Even Swifties agree that although some of their idol’s old lyrics offend Gen-Z sensitivities, the original versions of these songs are superior.
“feminism girl power WHATEVER i don’t care i just want the original song,” wrote one disgruntled stan.
Another tweeted, “blondie needs to go back to her roots, feminism can take a walk for 4 min.”
“why are people acting like this song has ended feminism and sent us back to the dark ages?” asked another.
If the rumors of this lyric change turn out to be true, Taylor would be following in the footsteps of Disney changing the lyrics to songs in classic princess tales like “The Little Mermaid.” Earlier this year, controversy erupted when news broke that some of the fairytale’s original songs were getting renovated for the 2023 live action adaptation to avoid perpetuating sexist stereotypes.
The 1989 version of “Kiss the Girl” included such horrifying lyrics as, “Yes, you want her / Look at her, you know you do / Possible she want you too, there is one way to ask her / It don’t take a word, not a single word.”

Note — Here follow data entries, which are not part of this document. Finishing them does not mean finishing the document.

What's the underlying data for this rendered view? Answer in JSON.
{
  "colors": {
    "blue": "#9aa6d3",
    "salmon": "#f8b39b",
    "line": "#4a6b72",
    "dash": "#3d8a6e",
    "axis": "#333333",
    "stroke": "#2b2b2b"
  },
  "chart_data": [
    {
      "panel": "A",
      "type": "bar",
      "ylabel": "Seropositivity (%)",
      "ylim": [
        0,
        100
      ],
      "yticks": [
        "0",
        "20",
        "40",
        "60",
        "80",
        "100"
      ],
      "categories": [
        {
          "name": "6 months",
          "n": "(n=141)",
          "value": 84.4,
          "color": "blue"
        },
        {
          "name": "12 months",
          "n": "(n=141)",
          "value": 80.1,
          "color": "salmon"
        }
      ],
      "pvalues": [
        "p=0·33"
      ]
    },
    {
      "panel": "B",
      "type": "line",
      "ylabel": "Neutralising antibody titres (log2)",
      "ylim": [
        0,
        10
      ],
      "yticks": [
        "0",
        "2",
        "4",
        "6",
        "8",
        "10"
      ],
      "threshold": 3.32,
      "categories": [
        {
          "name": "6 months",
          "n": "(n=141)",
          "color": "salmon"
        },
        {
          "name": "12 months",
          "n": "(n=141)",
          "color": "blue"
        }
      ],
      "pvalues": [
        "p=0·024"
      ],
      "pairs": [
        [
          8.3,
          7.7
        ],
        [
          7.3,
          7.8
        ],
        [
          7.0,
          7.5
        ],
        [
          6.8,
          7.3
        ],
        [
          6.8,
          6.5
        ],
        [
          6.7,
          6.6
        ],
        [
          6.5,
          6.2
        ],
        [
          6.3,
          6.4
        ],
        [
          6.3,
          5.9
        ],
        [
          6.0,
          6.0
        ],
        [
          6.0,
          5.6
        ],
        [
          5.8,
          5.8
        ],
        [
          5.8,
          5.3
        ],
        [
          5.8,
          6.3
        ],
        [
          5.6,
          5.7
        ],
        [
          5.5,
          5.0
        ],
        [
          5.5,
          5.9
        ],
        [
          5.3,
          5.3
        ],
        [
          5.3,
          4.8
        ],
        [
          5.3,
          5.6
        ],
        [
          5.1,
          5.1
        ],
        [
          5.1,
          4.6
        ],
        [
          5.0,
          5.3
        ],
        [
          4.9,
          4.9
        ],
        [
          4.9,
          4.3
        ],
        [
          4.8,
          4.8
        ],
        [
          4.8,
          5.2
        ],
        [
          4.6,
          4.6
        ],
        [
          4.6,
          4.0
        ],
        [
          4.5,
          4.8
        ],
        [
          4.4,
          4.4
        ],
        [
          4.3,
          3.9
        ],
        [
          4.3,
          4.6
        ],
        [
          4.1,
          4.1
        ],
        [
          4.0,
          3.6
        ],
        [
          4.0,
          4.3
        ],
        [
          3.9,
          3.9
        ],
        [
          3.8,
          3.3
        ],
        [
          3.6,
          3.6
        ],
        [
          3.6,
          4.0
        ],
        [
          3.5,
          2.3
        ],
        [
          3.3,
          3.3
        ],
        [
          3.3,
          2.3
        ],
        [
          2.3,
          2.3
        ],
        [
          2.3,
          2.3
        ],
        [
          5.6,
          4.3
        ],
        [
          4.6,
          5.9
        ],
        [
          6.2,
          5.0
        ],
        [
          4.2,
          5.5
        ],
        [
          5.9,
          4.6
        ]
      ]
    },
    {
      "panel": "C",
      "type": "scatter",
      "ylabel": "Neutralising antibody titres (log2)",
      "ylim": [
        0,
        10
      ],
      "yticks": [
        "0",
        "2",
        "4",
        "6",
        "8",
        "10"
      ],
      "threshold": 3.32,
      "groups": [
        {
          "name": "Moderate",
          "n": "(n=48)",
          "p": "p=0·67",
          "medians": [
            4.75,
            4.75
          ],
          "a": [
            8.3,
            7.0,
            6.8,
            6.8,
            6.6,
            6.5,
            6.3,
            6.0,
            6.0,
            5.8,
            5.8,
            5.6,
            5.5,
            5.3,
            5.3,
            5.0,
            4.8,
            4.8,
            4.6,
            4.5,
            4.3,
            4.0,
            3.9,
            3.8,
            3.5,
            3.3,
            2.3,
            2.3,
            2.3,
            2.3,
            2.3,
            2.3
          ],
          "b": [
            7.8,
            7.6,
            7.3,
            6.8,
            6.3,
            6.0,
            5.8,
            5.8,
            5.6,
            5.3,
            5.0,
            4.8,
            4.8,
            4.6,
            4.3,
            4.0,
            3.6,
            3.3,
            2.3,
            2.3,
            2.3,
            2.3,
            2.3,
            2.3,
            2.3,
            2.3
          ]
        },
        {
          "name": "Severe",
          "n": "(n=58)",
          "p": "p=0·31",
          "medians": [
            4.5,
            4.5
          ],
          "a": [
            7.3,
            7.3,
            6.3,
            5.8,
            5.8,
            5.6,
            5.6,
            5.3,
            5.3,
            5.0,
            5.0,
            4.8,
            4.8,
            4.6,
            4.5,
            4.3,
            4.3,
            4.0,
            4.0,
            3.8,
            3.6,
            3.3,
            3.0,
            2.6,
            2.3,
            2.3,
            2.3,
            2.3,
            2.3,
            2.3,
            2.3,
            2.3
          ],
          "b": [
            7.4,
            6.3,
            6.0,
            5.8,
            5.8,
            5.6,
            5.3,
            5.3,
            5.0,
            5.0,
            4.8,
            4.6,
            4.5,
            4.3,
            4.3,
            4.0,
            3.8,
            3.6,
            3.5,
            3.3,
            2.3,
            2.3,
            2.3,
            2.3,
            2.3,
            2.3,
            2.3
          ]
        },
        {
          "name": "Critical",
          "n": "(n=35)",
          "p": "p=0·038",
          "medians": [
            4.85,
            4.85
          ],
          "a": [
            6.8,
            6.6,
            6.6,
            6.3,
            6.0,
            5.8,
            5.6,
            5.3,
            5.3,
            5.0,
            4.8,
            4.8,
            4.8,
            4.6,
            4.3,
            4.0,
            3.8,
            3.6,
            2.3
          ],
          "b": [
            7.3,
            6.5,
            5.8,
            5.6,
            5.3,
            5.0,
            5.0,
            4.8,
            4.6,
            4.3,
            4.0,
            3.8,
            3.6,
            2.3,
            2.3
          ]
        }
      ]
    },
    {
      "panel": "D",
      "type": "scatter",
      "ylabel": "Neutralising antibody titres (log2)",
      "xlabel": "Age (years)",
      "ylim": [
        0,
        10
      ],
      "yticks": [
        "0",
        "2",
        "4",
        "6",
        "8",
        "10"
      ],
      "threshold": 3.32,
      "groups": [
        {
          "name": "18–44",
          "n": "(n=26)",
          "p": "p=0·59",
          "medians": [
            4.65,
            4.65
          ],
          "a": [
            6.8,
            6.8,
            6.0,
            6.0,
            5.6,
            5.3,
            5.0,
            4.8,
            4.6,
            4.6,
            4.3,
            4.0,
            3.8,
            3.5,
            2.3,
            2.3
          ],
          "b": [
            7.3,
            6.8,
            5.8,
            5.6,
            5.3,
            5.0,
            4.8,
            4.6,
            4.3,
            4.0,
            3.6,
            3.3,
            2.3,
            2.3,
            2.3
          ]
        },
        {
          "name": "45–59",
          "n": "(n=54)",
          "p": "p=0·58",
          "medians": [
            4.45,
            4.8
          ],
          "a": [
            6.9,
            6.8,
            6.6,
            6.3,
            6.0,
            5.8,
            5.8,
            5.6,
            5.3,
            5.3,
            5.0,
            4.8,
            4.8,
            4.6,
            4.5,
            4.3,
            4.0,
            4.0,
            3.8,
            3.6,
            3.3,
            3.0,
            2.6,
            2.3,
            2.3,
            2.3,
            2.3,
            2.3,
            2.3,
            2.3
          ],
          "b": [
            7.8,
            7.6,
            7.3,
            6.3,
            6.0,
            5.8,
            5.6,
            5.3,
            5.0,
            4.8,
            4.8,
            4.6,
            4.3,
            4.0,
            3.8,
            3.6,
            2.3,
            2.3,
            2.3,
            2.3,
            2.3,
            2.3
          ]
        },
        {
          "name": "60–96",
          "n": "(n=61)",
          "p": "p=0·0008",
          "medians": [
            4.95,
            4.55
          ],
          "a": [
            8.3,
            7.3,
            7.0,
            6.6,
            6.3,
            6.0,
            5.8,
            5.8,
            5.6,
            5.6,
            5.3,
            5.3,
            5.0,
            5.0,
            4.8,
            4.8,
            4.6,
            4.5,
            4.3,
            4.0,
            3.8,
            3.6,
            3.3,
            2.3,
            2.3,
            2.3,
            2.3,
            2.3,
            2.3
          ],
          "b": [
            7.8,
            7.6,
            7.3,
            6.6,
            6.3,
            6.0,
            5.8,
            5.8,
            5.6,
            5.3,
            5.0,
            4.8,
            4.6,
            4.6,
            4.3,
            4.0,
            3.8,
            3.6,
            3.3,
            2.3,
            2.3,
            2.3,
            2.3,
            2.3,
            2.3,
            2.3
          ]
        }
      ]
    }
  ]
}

In “Poor Unfortunate Souls,” Ursula advises Ariel that “on land it’s much preferred / For ladies not to say a word / And after all, dear, what is idle prattle for? / Come on, they’re not all that impressed with conversation / True gentlemen avoid it when they can / But they dote and swoon and fawn / On a lady who’s withdrawn / It’s she who holds her tongue who gets a man.”
Composer Alan Menken justified revisions to these lines in an interview with Vanity Fair: “There are some lyric changes in ‘Kiss the Girl’ because people have gotten very sensitive about the idea that [Prince Eric] would, in any way, force himself on [Ariel].”
Menken revealed that “Poor Unfortunate Souls” was reviled for “lines that might make young girls somehow feel that they shouldn’t speak out of turn, even though Ursula is clearly manipulating Ariel to give up her voice.”
Even while acknowledging the nonsensical nature of the objections to these songs and providing the relevant context, Disney preemptively ceded ground to appease a mob of angry feminists that barely exists.
All the whimsy and character is being robbed from these original works in the name of empowering a female audience, despite these songs (including the ones in Taylor Swift’s discography) resonating with women and girls across generations all over the world. This is why we can’t have nice things.
Taylor Swift, go stand in the corner and THINK about what you did.